私にとってこの休日の講演会は、普段聴いたことのないお話を伺い知的な刺激を得るという意味では、充実した余暇としての時間でもありましたが、実は、12月の第16回男女共同参画シンポジウムのご来賓として平川先生をお呼びしているということもあり、ご挨拶をしたかった、という意味もあります。平川先生の宮城学院女子大学は、9月に「心は乙女な男性」 を受け入れる方針であるという発表をされ、広く報道にも繋がりました。そのような観点からお声がけさせて頂きました。
つまり、講演会に参加して平川先生にお目にかかるというのは、共同参画担当の副学長としては「業務」と言えなくもないことになります。
また、片平のオフィスに立ち寄って少しメール処理なども行いました。その中には論文投稿に関するものもありました。これは研究者としての活動になります。私の立場では、休日出勤の分をどこかで埋め合わせるということは行いません。行えないということではありませんが、空いている日が無いのです(苦笑)。
さて、今年度より「働き方改革」が遂行されることとなり、本学でも始業・終業のチェックを行うこととなりました。部局長連絡会議の折にも「研究者にはそぐわない制度である」という意見が相次ぎました。
研究は朝9時から夕方6時までで完結するというような仕事ではありません。実験条件によっては、夜中に作業をせざるを得ないこともありますし、集中して長時間実験することも、誰かに押し付けられて行うのではありません。アルキメデスの「Eureka!」のエピソードで知られるように、お風呂に浸かっていてもアイディアを思いつくことはあるでしょう。「シンポジウム」の語源は「共に飲食する」ことですが、研究者同士が集まって食事をしながら意見を交わし合うことも研究の一部です。私は明け方に良いアイディアや論文の文章を思いつくことが多いのですが、睡眠時間にも記憶の整理が為されているのかもしれません。つまり、寝ている間にも研究はできる訳です。
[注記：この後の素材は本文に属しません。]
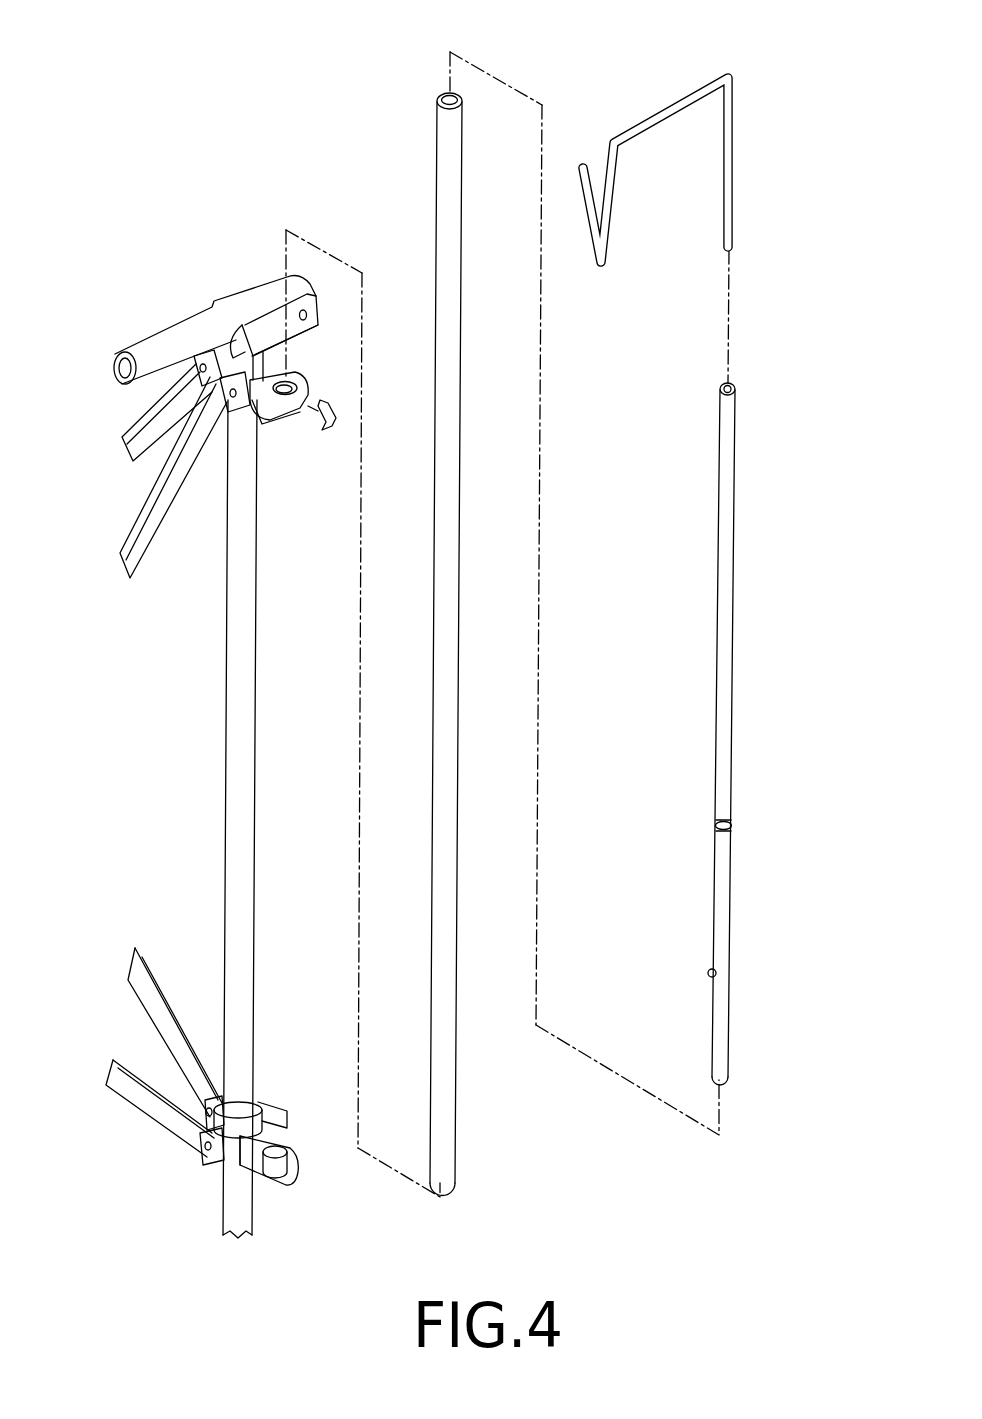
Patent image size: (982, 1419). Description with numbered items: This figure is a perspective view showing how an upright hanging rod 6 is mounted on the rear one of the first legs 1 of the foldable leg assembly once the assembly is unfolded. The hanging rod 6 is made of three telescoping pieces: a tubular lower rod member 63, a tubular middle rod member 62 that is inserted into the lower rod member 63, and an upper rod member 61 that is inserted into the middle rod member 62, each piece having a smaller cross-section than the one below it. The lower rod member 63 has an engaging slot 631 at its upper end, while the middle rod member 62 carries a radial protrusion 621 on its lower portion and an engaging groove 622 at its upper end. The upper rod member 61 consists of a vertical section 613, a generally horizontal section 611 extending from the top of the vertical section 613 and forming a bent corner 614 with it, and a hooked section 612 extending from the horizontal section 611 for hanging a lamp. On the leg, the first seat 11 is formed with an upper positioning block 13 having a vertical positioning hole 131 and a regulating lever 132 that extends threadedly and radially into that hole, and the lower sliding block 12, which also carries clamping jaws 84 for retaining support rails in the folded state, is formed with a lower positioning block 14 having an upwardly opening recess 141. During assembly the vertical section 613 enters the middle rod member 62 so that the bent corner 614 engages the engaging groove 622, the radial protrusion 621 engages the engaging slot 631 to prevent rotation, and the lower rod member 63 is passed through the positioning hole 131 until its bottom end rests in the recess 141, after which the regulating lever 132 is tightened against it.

The first leg 1 is at (240, 707).
The first seat 11 is at (263, 360).
The lower sliding block 12 is at (262, 1118).
The upper positioning block 13 is at (302, 396).
The positioning hole 131 is at (283, 400).
The regulating lever 132 is at (327, 432).
The lower positioning block 14 is at (290, 1178).
The recess 141 is at (293, 1147).
The clamping jaws 84 is at (289, 1130).
The hanging rod 6 is at (757, 655).
The upper rod member 61 is at (737, 128).
The generally horizontal section 611 is at (652, 118).
The hooked section 612 is at (578, 203).
The vertical section 613 is at (733, 194).
The bent corner 614 is at (731, 73).
The middle rod member 62 is at (729, 552).
The radial protrusion 621 is at (709, 972).
The engaging groove 622 is at (720, 389).
The lower rod member 63 is at (442, 401).
The engaging slot 631 is at (437, 104).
いわゆる文系の先生方の反対意見は「大学に出勤しなくても就業している」という主張でしたが、理系の方からは「学生指導や論文執筆のために夜10時過ぎまで研究室にいる場合、自己研鑽とは言い難い」という点が問題視されていました。分野による意識や問題点の違いも大きいです。「自己研鑽の時間帯に事故が起きたらどのような対応になるのか?」という点も論点になりました。
正直言って、研究者の立場からは、この新しい法律は極めてやっかいです。おそらく芸術の世界なども同様でしょう。ただし、労働者の健康を守るという意味で、長時間労働等は避けなければならないことは当然です。また、日本の長時間労働をいかにして減らすかという意味で、会議を減らす、一堂に会さず遠隔参加でもOKにする、時間を短くする、IT活用によるペーパーレス化、システム化等を進めることなどは重要です。
現代社会における働き方には多様性が必要です。時間単位で就業するのが向いている業種と、そうでない業種があります。研究者でも、子育て世代の方などで「今は9時ー5時で働きたい」という方とそうでない方がいても良いのではないでしょうか。ぜひ、自己申告による例外規定などを作って頂けないかと思います。